The number of grown trees is taken as 10 by viewing the number of grown trees versus out of bag classification error plot as shown in Fig. 5. From the graph, it is observed that the classification error is minimum for approximately 10 grown trees, which increases further and remains almost constant for up to 30 grown trees. In detail experimentation, it was observed that this error increases further with number of grown trees due to overtraining. Therefore, 10 decision trees are finally grown during training. One such grown decision tree is shown in Fig. 6, where at every node, a binary split is occurring depending on a threshold value of a certain feature denoted as x1, x2 … x5. Such binary classification at multiple stage gives rise to a complete tree capable to decide class of all the five activities denoted as 1–5.

Fig. 5
A graph of out of bag classification error versus the number of grown trees plots a downward trend curve with a point at (26, 0.1765).

Plot of number of grown trees versus out of bag classification error

Fig. 6
A tree diagram depicts different branches of binary splits based on threshold values marked as X 1, X 2, X 3, X 4, and X 5 at every node.

Grown classification tree

Thus, the trained classifier model when fed by a test feature set of a unknown activity 10 decisions emerges from 10 classification trees among these which decision gets majority votes that comes out as final class prediction. Similarly by testing on 10 feature sets of each activity, 96% accuracy is achieved. The test results are shown in Table 3.

5 Result

The developed human activity detection system is found to be capable of detecting five activities of daily life with an average accuracy of 96%. The confusion matrix is formed with the classification results of test data which are 40% of the total available dataset. Remaining 60% data are used for training. The confusion matrix in Table 2 shows four activities climb stairs, comb hair, brush teeth, and drink something from a glass are truly detected with 100% accuracy. Where only 20% of descend stairs is detected as climb stairs which is false detection. The accuracy of a particular activity detection is calculated as (true positive/number of instances) × 100%. Table 3 shows classification accuracy of five different activities. The average of those 96% is considered to be the overall accuracy of the proposed model (Table 4).

Table 2 Confusion matrix in terms of percentage of classified activities
Table 3 Classification accuracy of different activities
Table 4 Performance comparison with other related works

Around 95–98% classification accuracy is achieved by a SVM-based HAR system [9] which uses camera as sensor node. The BiLSTM RNN system [16] registered average accuracy of 97.64% using three accelerometer, two gyroscope, two magnetometer, and one ECG sensor. In two other random forest-based multi-sensor HAR systems, overall accuracy of 93.44 [22] and 90% [23] is reported. In comparison with these state-of-the-art works, this proposed system ensures 96% detection accuracy with only single wrist worn accelerometer, which makes the system simple, feasible, and cost effective.

6 Discussion

This proposed method is found to be capable of recognizing human activity with a reasonably good accuracy using limited resource, i.e., only one tri-axial accelerometer.

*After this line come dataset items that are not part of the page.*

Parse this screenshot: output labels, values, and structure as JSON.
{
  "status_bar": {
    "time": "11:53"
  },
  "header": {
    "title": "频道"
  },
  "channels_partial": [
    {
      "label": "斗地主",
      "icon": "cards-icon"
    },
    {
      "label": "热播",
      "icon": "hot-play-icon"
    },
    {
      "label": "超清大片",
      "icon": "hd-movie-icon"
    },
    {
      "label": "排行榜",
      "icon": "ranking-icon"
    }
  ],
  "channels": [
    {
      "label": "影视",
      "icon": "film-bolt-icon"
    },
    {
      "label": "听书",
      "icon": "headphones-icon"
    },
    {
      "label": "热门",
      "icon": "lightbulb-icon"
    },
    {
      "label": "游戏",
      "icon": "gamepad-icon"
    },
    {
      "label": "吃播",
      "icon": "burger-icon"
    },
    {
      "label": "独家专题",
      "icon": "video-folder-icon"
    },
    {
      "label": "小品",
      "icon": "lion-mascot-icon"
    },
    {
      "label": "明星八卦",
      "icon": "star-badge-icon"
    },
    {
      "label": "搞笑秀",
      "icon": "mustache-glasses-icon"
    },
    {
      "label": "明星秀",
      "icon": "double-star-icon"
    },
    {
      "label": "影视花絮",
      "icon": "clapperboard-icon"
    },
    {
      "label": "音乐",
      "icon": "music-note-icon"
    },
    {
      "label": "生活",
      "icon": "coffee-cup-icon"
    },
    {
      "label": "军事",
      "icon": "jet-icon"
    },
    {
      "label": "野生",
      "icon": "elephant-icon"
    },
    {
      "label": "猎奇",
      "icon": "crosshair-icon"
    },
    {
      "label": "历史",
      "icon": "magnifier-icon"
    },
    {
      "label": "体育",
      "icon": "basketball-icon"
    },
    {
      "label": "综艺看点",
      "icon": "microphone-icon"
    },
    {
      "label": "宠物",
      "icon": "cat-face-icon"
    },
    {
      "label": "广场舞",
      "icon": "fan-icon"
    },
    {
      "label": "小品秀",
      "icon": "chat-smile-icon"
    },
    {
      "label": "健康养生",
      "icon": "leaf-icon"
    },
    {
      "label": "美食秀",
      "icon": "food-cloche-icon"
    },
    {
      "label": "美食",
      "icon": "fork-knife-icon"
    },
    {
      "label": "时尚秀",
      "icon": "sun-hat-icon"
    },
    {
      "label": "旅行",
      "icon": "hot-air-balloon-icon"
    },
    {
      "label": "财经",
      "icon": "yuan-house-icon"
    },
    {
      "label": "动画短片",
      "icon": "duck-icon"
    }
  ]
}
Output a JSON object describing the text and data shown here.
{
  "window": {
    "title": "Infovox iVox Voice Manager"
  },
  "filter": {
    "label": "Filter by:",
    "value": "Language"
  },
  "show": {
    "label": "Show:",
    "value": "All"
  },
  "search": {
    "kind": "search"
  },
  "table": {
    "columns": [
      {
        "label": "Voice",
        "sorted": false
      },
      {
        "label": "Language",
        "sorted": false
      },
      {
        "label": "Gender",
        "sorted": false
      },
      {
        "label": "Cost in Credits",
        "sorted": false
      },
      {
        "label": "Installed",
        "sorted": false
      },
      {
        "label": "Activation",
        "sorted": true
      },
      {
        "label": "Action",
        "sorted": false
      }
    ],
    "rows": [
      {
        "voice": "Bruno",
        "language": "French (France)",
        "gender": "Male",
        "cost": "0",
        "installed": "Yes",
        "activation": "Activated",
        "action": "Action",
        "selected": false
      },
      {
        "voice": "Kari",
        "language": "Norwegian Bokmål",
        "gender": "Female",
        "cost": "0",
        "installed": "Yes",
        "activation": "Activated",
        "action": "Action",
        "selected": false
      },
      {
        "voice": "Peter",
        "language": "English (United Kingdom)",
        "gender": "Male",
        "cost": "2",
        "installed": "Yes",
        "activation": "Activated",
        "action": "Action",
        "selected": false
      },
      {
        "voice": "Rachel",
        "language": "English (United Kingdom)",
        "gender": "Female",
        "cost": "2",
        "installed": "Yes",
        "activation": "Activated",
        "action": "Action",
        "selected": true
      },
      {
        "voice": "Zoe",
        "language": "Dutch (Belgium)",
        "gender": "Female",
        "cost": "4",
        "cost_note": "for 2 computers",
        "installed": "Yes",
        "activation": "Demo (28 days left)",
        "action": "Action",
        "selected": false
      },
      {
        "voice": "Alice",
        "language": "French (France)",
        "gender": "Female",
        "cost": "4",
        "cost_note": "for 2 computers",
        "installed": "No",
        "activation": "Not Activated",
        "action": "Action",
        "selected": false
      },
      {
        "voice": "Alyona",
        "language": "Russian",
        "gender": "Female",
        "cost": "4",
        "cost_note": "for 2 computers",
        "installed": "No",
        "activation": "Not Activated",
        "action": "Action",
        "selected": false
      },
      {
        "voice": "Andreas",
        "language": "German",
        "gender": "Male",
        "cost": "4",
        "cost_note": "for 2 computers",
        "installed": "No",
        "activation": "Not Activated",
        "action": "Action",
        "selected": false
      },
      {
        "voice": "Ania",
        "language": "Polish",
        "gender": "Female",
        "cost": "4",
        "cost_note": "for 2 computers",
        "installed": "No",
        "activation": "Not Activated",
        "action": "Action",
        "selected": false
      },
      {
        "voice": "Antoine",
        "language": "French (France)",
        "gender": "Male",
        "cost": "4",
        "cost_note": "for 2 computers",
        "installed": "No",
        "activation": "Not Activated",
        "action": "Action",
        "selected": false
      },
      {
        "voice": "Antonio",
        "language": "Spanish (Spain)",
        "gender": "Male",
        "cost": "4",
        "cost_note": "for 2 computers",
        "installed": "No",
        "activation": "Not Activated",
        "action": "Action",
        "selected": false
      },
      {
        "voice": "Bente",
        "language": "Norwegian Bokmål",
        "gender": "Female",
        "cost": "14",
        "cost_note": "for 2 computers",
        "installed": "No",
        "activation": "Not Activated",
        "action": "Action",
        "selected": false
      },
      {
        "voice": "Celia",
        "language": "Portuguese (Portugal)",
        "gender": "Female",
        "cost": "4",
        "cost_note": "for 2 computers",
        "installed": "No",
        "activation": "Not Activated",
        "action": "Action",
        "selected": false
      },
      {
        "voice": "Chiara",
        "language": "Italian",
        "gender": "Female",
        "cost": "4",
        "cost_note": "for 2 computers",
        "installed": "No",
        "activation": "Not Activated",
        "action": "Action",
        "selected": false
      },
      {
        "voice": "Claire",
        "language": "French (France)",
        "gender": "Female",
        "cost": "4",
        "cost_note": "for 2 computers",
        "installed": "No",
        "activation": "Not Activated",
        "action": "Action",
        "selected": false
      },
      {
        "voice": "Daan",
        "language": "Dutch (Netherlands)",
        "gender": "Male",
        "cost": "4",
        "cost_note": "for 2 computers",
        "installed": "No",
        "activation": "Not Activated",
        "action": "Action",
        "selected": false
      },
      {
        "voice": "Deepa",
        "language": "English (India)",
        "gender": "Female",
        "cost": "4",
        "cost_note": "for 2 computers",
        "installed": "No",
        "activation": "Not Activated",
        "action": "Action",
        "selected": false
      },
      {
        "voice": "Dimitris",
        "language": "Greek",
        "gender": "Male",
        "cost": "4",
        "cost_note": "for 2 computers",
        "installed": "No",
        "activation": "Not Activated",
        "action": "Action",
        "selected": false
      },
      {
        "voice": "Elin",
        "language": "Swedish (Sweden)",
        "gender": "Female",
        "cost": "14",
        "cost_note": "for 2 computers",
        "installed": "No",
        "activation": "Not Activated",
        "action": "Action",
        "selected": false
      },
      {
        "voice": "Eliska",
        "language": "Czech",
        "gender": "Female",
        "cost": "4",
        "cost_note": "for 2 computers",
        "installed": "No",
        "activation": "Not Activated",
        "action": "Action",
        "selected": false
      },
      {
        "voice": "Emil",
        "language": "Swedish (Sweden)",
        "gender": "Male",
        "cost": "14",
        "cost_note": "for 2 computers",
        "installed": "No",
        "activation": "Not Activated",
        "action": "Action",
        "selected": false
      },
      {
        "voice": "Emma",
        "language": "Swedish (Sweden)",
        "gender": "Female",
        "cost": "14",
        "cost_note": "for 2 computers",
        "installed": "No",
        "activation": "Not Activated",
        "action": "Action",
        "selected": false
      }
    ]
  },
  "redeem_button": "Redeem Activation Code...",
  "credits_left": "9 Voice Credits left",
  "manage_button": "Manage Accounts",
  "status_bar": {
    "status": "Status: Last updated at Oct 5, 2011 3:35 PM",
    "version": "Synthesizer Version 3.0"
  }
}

Application of PCA on the raw sensor data reduces the dimension of data keeping all important information. This leads to less time complexity and faster response of the system reducing amount of data handling requirement. The MATLAB program execution time in a i3 7th Gen PC with 8 GB RAM is approximately 4.5 s. Application of random forest classifier gives 100% detection accuracy for four activity and 80% for descend stair only. Hence, it is worth saying that the proposed method can be adopted to develop small, wearable, and cost-effective HAR systems. Application of this HAR method for more number of ADL detection is future plan of this work.